BTR should make the most of its unique features, one of which is the time horizon it operates in; decision makers should capitalise on the advantages that gives you. Make decisions that will yield the optimal return on investment over the whole lifecycle of that product or service, even if that means a higher upfront cost. Own and defend that decision.
I volunteered to chair the WLC hub because it made sense to me and makes sense for us as a business. I saw the strategic correlation between what we offer as a service and where adopting this approach could take the industry.
Our group, a smorgasbord of passionate people with different skill sets, are promoting the benefits of whole life costing and welcome all stakeholders to get on board and think about how they can contribute in this area.
For suppliers, it’s going to become more important that this approach is thought through when pitching to a prospect. So why not embrace it and make it a unique offering to add value.
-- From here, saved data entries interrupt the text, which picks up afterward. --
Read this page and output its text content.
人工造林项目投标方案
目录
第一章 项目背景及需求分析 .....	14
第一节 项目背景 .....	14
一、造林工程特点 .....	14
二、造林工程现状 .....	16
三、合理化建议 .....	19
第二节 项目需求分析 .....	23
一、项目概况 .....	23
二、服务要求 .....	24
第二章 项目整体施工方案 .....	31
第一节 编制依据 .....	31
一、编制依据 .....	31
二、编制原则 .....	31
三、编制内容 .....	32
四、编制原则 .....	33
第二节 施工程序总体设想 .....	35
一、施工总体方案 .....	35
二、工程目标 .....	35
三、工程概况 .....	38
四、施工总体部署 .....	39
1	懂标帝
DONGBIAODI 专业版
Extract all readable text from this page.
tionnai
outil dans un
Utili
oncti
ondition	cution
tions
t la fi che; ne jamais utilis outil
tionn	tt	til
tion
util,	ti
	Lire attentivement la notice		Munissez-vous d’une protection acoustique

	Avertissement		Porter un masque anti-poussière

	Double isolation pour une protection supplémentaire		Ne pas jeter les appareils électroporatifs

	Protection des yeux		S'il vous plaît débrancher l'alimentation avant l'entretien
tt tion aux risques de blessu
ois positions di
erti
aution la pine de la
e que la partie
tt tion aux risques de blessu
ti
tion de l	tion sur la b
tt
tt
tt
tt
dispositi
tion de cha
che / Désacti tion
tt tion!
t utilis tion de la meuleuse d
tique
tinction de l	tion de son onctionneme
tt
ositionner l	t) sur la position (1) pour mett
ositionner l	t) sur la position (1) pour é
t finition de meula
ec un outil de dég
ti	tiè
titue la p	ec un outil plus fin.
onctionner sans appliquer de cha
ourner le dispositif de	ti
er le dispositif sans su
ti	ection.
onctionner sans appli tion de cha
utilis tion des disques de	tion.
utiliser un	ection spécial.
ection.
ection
We launched the whole life costing awards at this year’s conference and had some really interesting submissions. We are still building awareness and promoting why it’s a good thing. We will soon begin writing up a green paper, so we welcome input from all stakeholders, so we are forming a balanced and representative view.
There is a buzz around this topic and it is gaining momentum, so we invite everyone to get on board.
The investment community is at the forefront of this and the reason they pushing this agenda is because people like you and me who are choosing which pension plan to invest in, are demanding it.
It’s actually coming from the ground up and there’s real power in that – which I find really quite inspiring.